El asesinato de Miguel Uribe Turbay representa más que una tragedia para su familia; es un indicativo de que la violencia hacia figuras públicas no es un recuerdo del pasado, sino una amenaza latente. Que en pleno 2025 un senador pueda ser agredido y fallecer a causa de sus heridas, mientras los autores intelectuales permanecen ocultos, revela la fragilidad de la democracia colombiana. No es suficiente con capturar al autor material: el país demanda conocer quién orquestó y financió este crimen, y que la verdad se revele en su totalidad, sin recortes ni intereses ocultos.

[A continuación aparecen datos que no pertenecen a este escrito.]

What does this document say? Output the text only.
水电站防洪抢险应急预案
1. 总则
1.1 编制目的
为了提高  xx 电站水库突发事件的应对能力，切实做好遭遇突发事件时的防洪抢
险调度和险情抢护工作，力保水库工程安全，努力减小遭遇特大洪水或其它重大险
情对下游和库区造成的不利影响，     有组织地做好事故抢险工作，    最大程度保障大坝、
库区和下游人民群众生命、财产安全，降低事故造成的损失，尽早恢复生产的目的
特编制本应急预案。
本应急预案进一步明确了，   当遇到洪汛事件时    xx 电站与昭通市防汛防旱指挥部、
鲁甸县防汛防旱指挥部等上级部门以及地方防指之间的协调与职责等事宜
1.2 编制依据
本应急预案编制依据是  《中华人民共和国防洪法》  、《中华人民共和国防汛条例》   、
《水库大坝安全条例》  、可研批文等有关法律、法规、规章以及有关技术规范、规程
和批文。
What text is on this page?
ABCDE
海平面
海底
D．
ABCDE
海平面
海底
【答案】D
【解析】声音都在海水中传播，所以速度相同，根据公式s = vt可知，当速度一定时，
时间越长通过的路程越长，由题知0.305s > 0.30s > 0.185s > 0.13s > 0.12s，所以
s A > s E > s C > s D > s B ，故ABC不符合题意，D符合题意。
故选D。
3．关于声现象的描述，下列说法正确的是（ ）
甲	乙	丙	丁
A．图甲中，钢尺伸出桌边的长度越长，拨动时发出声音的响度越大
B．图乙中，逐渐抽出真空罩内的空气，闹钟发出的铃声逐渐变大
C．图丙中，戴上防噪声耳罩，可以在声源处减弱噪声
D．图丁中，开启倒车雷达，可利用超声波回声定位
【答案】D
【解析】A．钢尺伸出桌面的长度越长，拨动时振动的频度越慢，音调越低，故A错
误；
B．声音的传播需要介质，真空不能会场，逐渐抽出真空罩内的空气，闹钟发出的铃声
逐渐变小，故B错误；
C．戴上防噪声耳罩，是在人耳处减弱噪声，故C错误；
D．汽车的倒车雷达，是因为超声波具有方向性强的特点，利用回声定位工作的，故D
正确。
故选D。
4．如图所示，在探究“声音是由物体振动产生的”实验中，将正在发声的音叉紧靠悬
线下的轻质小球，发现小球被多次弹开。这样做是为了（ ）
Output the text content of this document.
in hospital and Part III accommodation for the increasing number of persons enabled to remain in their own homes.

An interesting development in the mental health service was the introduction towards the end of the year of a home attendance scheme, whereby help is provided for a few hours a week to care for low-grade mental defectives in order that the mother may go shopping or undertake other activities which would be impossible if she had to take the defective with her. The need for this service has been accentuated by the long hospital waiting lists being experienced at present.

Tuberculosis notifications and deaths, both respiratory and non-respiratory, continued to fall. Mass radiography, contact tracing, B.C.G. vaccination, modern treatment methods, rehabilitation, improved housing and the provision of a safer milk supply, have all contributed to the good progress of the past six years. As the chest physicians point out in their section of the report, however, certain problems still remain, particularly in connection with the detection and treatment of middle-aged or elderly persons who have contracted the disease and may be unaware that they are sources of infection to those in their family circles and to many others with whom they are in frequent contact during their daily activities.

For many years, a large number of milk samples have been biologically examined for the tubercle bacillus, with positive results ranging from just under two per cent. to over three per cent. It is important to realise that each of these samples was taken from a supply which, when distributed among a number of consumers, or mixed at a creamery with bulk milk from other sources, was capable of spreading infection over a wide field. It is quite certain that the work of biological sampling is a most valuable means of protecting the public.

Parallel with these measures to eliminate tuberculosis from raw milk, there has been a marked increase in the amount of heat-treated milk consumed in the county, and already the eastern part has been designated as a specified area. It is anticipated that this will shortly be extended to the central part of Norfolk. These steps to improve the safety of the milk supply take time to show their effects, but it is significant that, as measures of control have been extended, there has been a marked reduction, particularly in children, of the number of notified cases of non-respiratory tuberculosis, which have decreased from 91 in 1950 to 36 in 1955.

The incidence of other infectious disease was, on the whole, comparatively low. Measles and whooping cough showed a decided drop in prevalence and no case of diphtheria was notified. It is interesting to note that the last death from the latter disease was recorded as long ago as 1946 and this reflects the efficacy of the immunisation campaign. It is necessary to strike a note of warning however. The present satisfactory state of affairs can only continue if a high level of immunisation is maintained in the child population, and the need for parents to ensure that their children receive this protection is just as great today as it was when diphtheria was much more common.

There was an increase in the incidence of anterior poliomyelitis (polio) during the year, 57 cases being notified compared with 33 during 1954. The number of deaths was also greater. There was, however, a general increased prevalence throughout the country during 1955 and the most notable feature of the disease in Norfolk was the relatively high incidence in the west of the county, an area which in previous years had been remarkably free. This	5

Por otro lado, la condena a Álvaro Uribe ha encendido una llama política difícil de extinguir. No se trata únicamente de un proceso judicial; es un símbolo de cómo la ley puede ser utilizada como un arma para atacar a unos y proteger a otros. Para millones de colombianos, lo sucedido no es justicia, sino un acto de venganza política. Resulta imposible exigir confianza en las instituciones si no se garantizan decisiones imparciales, libres de presiones y sesgos ideológicos. A esto se añaden las noticias provenientes de Medellín: se han planeado ataques contra Federico Gutiérrez, su secretario de Seguridad Manuel Villa y los concejales Andrés Tobón y Claudia Carrasquilla.
No podemos analizar estos eventos como si fueran incidentes aislados. Forman parte de un patrón que Colombia conoce demasiado bien: cuando la política se convierte en un campo de batalla y la justicia en un instrumento político, el resultado es un país atrapado en un ciclo de odio y represalias. El lenguaje se vuelve más agresivo, la opinión pública se fragmenta en trincheras y la violencia encuentra justificación en el discurso del adversario. Lo más alarmante es que el poder, en lugar de encabezar un esfuerzo por desactivar este clima de tensión, parece resignado a convivir con él y hasta alimentarlo. En la política colombiana, la polarización no es solo una consecuencia, sino también una estrategia. Y en un país donde la memoria de magnicidios, persecuciones y atentados sigue viva, jugar con ese fuego es una irresponsabilidad histórica.
Colombia necesita certezas, no manipulaciones. Necesita que los crímenes contra líderes políticos se investiguen con pruebas sólidas y que se identifique, sin titubeos, a quienes ordenan y financian esos actos. Necesita que la justicia sea equitativa para todos, y no un arma que se utilice según la conveniencia del momento. El país hoy necesita seguridad. Colombia históricamente ha pagado un precio demasiado alto por el perverso bucle de violencia, impunidad, polarización, y alianzas mafiosas. Repetir la misma historia, es imperdonable.